Sophos Endpoint Blocking updates

tycollins
New Contributor

4544464f-efac-4ee2-8377-12345eab15b7.png

Posting on here since Sophos has been less then helpful, We installed Sophos endpoint wither their Ventura Config profile and it looks like it works and is functional. However when I go to do an update on the computer while logged in as the local admin no password is accepted. Also when I go to More info and then install through that window it locks SophosEndpoint as the user name and no password I try works there. I've attached a screenshot of the weird login window I haven't seen before

image.png

10 REPLIES 10

AJPinto
Honored Contributor III

Looks like its performing permissions management over the softwareupdate binary. You will need to work with the vendor on this, even if they dont want to work with you. The application should be auto promoting this binary, and not prompting for anything so a rule is likely configured wrong.

 

We do not use Sophos but have a similar tool that handles point of time permissions management, and all kinds of rules have to be setup or it will break all kinds of stuff you dont want to break.

SCCM
Contributor III

How are you triggering the prompt? Ive not seen that before

s-mcc
New Contributor

Just ran into this same issue on one of our endpoints. 

 

We're looking into two possibilities right now: 

  1. As pointed out, the fact the softwareupdate process is calling a Group of "SophosEndpoint" that contained the primary user of our device (but deactivated) suggests it's doing something it 'aught not to be. 
  2. Can't see a single thing on the Config Profile from v1.1 to v1.2 that could contribute to that behavior, as a code issue being run by the auto-updater seems far more likely, but we're updating the affected machines to rule it out. 

I'll update this is we come up with an answer (or to rule these out). 

DCHGIT
New Contributor

@tycollins @s-mcc  anyone find a solution to this? I periodically receive the same error on Ventura.

@SCCM Initiating an OS upgrade from Settings will cause it:

DCHGIT_0-1697044207478.png

 

tonyalvaro
New Contributor

Currently experiencing the same issue. Sophos doesn't have any solution. I even tried uninstalling Sophos and I still get the prompt with SophosEndpoint as the username.

AJPinto
Honored Contributor III

We use CyberArk EPM, and last month I noticed if it installs before any user logs it EPM force generates macOS's Secure Token. Of course, EPM has no way to pass that secure token to a user. The vendor was as useless as you would expect. We wound up delaying the install of EPM until after Disk Encryption is enabled, that way the end user would have already logged in and they get a Secure Token and Volume Ownership before EPM can go and mess things up. I'd wager Sophos is doing the same thing.

s-mcc
New Contributor

I have a pending solution update to this:

We confirmed that all of these errors were related to the lack of volume ownership on the part of our affected users. 

Working with Sophos support, they became dead set on the cause being "Installation of Sophos before user login". 

Using the kb as reference (Use secure token, bootstrap token, and volume ownership in deployments - Apple Support) we created an extension attribute to hunt through our machines and report back any machines that had tokens assigned to the "_sophos" account. That list lined up with the machine errors we were seeing, (and some machines we had not yet).

We've broken out in to two phases for remediation:

  1. Even though the logistics of how Sophos installed post-enrollment but pre-login are not clear, we have added a delay into our Sophos installation polices.
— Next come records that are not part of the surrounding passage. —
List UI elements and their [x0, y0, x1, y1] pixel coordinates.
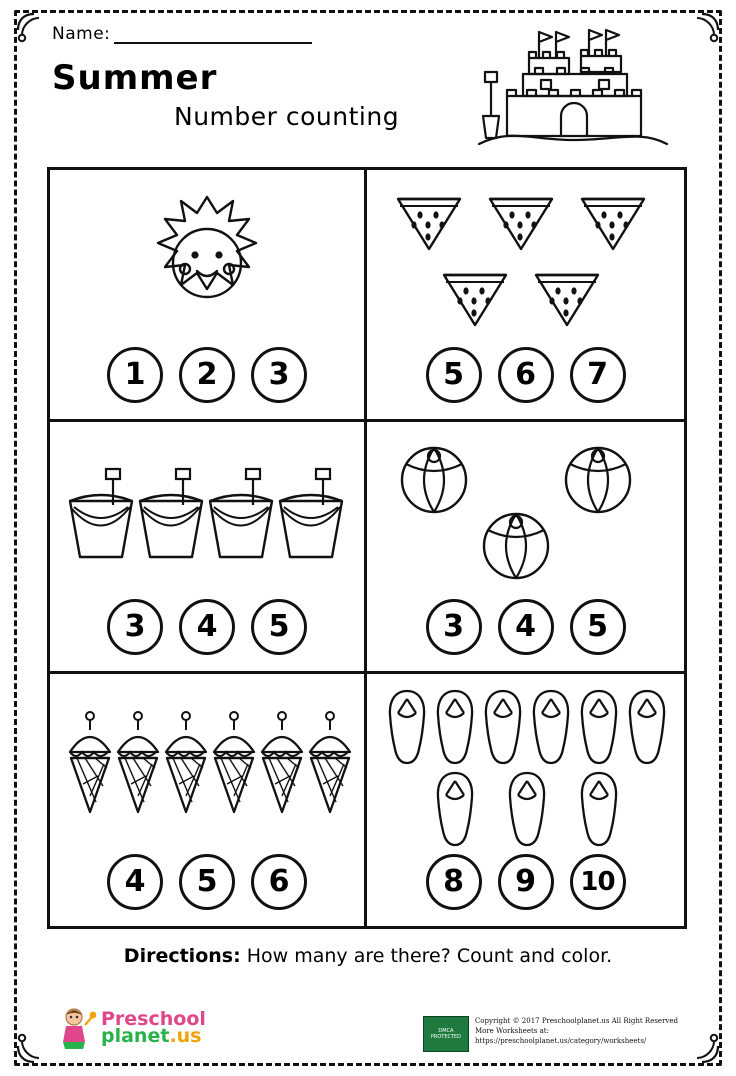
sand-bucket-group: [50, 428, 364, 599]
sun-icon: [50, 176, 364, 347]
name-field-row: [52, 24, 312, 44]
number-option[interactable]: 1: [107, 347, 163, 403]
corner-ornament-icon: [686, 1030, 720, 1064]
page-subtitle: Number counting: [174, 102, 400, 131]
logo-line-2: planet.us: [101, 1025, 202, 1047]
sandcastle-icon: [461, 16, 676, 166]
number-option[interactable]: 8: [426, 854, 482, 910]
logo-mascot-icon: [52, 1005, 96, 1051]
counting-cell-sun: [50, 170, 367, 422]
dmca-badge-line-1: DMCA: [438, 1027, 454, 1034]
number-option[interactable]: 3: [107, 599, 163, 655]
copyright-line-2: More Worksheets at:: [474, 1027, 549, 1036]
number-option[interactable]: 6: [251, 854, 307, 910]
number-options: [426, 854, 626, 910]
number-option[interactable]: 7: [570, 347, 626, 403]
number-option[interactable]: 2: [179, 347, 235, 403]
number-options: [426, 347, 626, 403]
number-option[interactable]: 3: [426, 599, 482, 655]
copyright-text: [475, 1016, 678, 1046]
number-option[interactable]: 5: [426, 347, 482, 403]
corner-ornament-icon: [686, 12, 720, 46]
copyright-block: [423, 1016, 678, 1052]
dmca-badge-icon[interactable]: [423, 1016, 469, 1052]
number-option[interactable]: 6: [498, 347, 554, 403]
copyright-line-3[interactable]: https://preschoolplanet.us/category/worksheets/: [474, 1037, 647, 1046]
directions-text: How many are there? Count and color.: [246, 945, 613, 967]
number-option[interactable]: 10: [570, 854, 626, 910]
number-option[interactable]: 3: [251, 347, 307, 403]
number-options: [107, 347, 307, 403]
logo-line-1: Preschool: [101, 1008, 206, 1030]
name-label: Name:: [52, 24, 111, 44]
counting-cell-flip-flops: [367, 674, 684, 926]
flip-flops-group: [367, 680, 684, 854]
counting-grid: [47, 167, 687, 929]
counting-cell-beach-ball: [367, 422, 684, 674]
number-option[interactable]: 9: [498, 854, 554, 910]
counting-cell-ice-cream: [50, 674, 367, 926]
corner-ornament-icon: [16, 1030, 50, 1064]
ice-cream-cone-group: [50, 680, 364, 854]
copyright-line-1: Copyright © 2017 Preschoolplanet.us All Right Reserved: [474, 1017, 678, 1025]
watermelon-group: [367, 176, 684, 347]
number-options: [107, 599, 307, 655]
directions-label: Directions:: [123, 945, 241, 967]
number-options: [426, 599, 626, 655]
number-option[interactable]: 4: [179, 599, 235, 655]
number-option[interactable]: 4: [498, 599, 554, 655]
number-option[interactable]: 4: [107, 854, 163, 910]
name-input-line[interactable]: [114, 26, 312, 44]
corner-ornament-icon: [16, 12, 50, 46]
counting-cell-sand-bucket: [50, 422, 367, 674]
number-option[interactable]: 5: [251, 599, 307, 655]
number-option[interactable]: 5: [179, 854, 235, 910]
directions-row: [0, 945, 736, 967]
preschool-planet-logo[interactable]: [52, 1002, 242, 1054]
dmca-badge-line-2: PROTECTED: [430, 1034, 462, 1040]
number-option[interactable]: 5: [570, 599, 626, 655]
beach-ball-group: [367, 428, 684, 599]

It was one of the few apps allowed to install outside of a dep-notify/swiftDialog initial configurations during setup (check-in trigger), and we added it to an "enrollment complete" delayed smart group to ensure even pausing at the Setup Assistant would not allow a background action. Since this change no more affected machines have appeared.
  2. Using the admin account created via our Pre-stage Enrollment, we're repairing the token issues for the affected users. So far that seems to be working, but I'm still waiting on full confirmation from my in-field team.

 

DCHGIT
New Contributor

@s-mcc Can you provide the remediation steps for repairing the token?

can you provide instructions on how to repair the token issues for affected users?

s-mcc
New Contributor

I wanted to add an end tag to this discussion to say: Don't attempt it. 

The remediation attempts got so convoluted, that we abandoned them. Since ensuring that Sophos installation is either handled automatically after a delay from enrollment or white gloved by installation teams post login, this issue has disappeared from our management space. 

We opted to start over (wipe and ADE) with all affected machines in the name of reliability and brevity. The answer from both vendor and Apple support has amounted to "that shouldn't happen" so I would not hold my breath on a solution.